The vegetable plot is also fenced with salvaged totara and the beds are covered in pea straw.
“I love the stuff,” said Fenemor.
“It’s great for the vege plants and it keeps the weeds down.”
Another feature salvaged from the farm paddocks is a large boulder with a small weather-worn pond on its surface.
Two inanimate ducks sit by the pond and like the rooster around the corner, they are low maintenance and don’t disturb the peace and quiet.
The only living house pet in the garden is Charlie, the black and white cat who joins the garden tour and dives in and out of the beds along the way.
“He’s about 2 and I got him from the cat rescue people in Marton,” said Fenemor.
“My other cat used to ride around with me on the farm bike but he got old and died. I haven’t trained Charlie to ride with me but he likes to follow me around.”
The homestead driveway had recently been repaired and the shingle had been replaced after the flash flooding that hit Mangaweka last weekend but Fenemor said there had otherwise been no damage.
“Some people with lower sections weren’t so lucky. There was 100mm of rainfall within an hour.
“We had been in Whanganui where we help out on my parents’ farm. The road was closed when we went to come home so we stopped over at the pub in Hunterville until they opened the road.”
Alongside the reclaimed vintage farming equipment found on the property, Fenemor had recently purchased a wooden horse-drawn cart she plans to restore.
“It’s probably at least 100 years old but it’s in pretty good condition,” she said.
There are low power lines over part of the garden and Fenemor points to a white rambling rose that had climbed its way up to the wires when Fenemor and Coley moved to the property.

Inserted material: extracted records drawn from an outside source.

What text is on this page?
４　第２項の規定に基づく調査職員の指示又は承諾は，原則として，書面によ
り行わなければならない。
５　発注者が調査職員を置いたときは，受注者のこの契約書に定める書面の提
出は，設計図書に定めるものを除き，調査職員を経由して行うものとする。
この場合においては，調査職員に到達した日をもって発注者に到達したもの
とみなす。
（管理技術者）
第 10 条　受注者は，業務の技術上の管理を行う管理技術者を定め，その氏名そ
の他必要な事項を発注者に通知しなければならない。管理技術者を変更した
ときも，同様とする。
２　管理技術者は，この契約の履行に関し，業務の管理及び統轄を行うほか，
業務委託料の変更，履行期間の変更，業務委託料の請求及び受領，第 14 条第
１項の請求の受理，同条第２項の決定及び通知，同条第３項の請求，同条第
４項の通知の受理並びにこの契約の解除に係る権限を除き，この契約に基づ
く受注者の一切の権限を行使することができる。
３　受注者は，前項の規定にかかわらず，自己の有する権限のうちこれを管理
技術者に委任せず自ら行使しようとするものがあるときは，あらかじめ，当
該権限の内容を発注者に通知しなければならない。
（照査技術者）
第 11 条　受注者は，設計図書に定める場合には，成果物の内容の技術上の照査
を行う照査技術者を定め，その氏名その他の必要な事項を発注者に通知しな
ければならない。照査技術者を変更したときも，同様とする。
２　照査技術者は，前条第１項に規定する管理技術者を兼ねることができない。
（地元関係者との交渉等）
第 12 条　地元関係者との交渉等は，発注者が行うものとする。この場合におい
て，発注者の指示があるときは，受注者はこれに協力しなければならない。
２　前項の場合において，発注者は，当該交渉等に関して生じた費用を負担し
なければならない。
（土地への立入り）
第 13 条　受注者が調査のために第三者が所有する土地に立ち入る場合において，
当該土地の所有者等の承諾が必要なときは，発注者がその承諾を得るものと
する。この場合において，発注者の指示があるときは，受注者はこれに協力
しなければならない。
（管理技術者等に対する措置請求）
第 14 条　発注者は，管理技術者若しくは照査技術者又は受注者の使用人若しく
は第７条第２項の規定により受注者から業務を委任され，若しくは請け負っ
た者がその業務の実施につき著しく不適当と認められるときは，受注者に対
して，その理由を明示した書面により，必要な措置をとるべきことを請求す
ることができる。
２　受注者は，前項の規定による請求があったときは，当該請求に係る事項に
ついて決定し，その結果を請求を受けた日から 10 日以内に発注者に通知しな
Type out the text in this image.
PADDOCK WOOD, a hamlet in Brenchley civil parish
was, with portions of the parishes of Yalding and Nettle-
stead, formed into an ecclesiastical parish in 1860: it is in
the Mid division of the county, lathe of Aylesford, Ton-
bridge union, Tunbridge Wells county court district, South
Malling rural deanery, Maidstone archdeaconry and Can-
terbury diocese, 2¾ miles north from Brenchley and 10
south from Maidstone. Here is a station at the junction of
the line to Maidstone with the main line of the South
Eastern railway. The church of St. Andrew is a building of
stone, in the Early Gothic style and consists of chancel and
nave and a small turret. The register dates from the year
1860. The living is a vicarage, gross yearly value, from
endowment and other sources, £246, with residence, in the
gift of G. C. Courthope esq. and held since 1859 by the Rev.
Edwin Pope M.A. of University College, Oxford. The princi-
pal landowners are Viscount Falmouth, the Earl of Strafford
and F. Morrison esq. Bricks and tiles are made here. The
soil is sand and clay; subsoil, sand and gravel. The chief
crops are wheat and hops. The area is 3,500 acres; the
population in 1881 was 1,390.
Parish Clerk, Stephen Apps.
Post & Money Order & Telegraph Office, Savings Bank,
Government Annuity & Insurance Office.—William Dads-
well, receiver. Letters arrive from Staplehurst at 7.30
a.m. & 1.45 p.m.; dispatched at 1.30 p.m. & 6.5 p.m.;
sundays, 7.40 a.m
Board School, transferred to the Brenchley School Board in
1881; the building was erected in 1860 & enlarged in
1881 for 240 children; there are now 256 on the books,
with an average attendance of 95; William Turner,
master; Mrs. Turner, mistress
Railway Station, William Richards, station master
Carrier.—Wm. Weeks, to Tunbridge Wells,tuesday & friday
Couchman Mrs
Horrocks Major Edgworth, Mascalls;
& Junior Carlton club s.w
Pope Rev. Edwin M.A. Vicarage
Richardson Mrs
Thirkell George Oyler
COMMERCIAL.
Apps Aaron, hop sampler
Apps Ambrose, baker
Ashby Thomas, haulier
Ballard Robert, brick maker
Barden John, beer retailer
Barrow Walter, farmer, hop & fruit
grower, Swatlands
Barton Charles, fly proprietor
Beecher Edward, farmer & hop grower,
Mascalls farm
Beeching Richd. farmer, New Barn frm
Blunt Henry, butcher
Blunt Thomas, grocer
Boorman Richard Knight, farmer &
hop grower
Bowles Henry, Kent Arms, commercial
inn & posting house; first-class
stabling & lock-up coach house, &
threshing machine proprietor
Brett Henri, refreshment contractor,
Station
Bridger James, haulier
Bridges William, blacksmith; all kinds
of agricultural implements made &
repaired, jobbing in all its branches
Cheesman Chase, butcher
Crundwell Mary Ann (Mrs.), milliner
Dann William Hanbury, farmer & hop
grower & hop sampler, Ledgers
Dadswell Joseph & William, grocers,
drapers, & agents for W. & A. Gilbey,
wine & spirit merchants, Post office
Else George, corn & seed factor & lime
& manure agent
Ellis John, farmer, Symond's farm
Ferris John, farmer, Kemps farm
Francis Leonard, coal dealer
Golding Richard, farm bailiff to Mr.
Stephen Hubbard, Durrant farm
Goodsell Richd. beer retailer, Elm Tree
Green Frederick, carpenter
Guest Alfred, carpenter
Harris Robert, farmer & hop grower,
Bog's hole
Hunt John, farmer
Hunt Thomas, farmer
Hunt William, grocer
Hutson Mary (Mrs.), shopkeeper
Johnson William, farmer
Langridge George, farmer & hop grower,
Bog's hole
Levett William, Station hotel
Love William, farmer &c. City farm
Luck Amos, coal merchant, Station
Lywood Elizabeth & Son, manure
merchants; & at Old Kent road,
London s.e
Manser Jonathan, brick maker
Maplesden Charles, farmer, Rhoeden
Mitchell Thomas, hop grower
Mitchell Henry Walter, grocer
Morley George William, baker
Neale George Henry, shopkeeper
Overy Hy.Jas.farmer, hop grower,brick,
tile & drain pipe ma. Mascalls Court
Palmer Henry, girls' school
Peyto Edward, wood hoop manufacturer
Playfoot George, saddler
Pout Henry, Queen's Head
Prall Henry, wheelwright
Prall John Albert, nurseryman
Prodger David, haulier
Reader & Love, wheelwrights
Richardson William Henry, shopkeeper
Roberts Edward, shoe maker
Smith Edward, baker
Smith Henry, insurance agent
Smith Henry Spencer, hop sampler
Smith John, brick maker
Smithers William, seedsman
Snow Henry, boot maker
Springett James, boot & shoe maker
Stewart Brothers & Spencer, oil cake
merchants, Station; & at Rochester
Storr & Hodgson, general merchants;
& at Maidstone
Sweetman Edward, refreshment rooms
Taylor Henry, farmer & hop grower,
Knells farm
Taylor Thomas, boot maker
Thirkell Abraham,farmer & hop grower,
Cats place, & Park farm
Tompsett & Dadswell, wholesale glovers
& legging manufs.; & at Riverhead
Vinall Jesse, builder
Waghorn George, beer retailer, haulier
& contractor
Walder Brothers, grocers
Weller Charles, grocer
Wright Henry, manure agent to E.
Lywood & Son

“It had to be cut back with a chainsaw so I make sure to keep it trimmed now,” she said.
A shady pathway planted with silvery shrubs and grasses leads down to a former pond that had been fenced and planted with moisture-loving plants.

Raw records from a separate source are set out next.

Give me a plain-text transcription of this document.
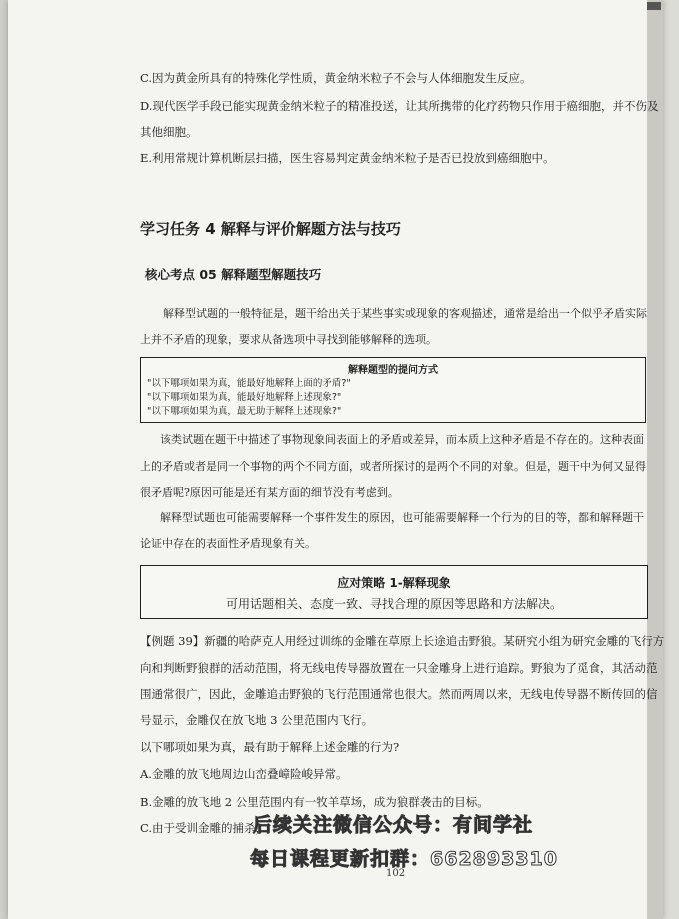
C.因为黄金所具有的特殊化学性质，黄金纳米粒子不会与人体细胞发生反应。
D.现代医学手段已能实现黄金纳米粒子的精准投送，让其所携带的化疗药物只作用于癌细胞，并不伤及
其他细胞。
E.利用常规计算机断层扫描，医生容易判定黄金纳米粒子是否已投放到癌细胞中。
学习任务 4 解释与评价解题方法与技巧
核心考点 05 解释题型解题技巧
解释型试题的一般特征是，题干给出关于某些事实或现象的客观描述，通常是给出一个似乎矛盾实际
上并不矛盾的现象，要求从备选项中寻找到能够解释的选项。
解释题型的提问方式
"以下哪项如果为真，能最好地解释上面的矛盾?"
"以下哪项如果为真，能最好地解释上述现象?"
"以下哪项如果为真，最无助于解释上述现象?"
该类试题在题干中描述了事物现象间表面上的矛盾或差异，而本质上这种矛盾是不存在的。这种表面
上的矛盾或者是同一个事物的两个不同方面，或者所探讨的是两个不同的对象。但是，题干中为何又显得
很矛盾呢?原因可能是还有某方面的细节没有考虑到。
解释型试题也可能需要解释一个事件发生的原因，也可能需要解释一个行为的目的等，都和解释题干
论证中存在的表面性矛盾现象有关。
应对策略 1-解释现象
可用话题相关、态度一致、寻找合理的原因等思路和方法解决。
【例题 39】新疆的哈萨克人用经过训练的金雕在草原上长途追击野狼。某研究小组为研究金雕的飞行方
向和判断野狼群的活动范围，将无线电传导器放置在一只金雕身上进行追踪。野狼为了觅食，其活动范
围通常很广，因此，金雕追击野狼的飞行范围通常也很大。然而两周以来，无线电传导器不断传回的信
号显示，金雕仅在放飞地 3 公里范围内飞行。
以下哪项如果为真，最有助于解释上述金雕的行为?
A.金雕的放飞地周边山峦叠嶂险峻异常。
B.金雕的放飞地 2 公里范围内有一牧羊草场，成为狼群袭击的目标。
C.由于受训金雕的捕杀，
后续关注微信公众号：有间学社
每日课程更新扣群：662893310
102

“We drained the pond because it was too risky having it there where children could fall in,” Fenemor said.
“I bought the kauri tree for John’s birthday and it seems to be thriving here.”
The area in front of the house has the biggest expanse of lawn and white standard roses planted on either side of Fenemor’s garden shed.
“When I get time to sit on the veranda, I don’t want to be distracted by things that need doing so I keep this area simple,” she said.
The view from the front of the house takes in the Ruahine Ranges beyond the river.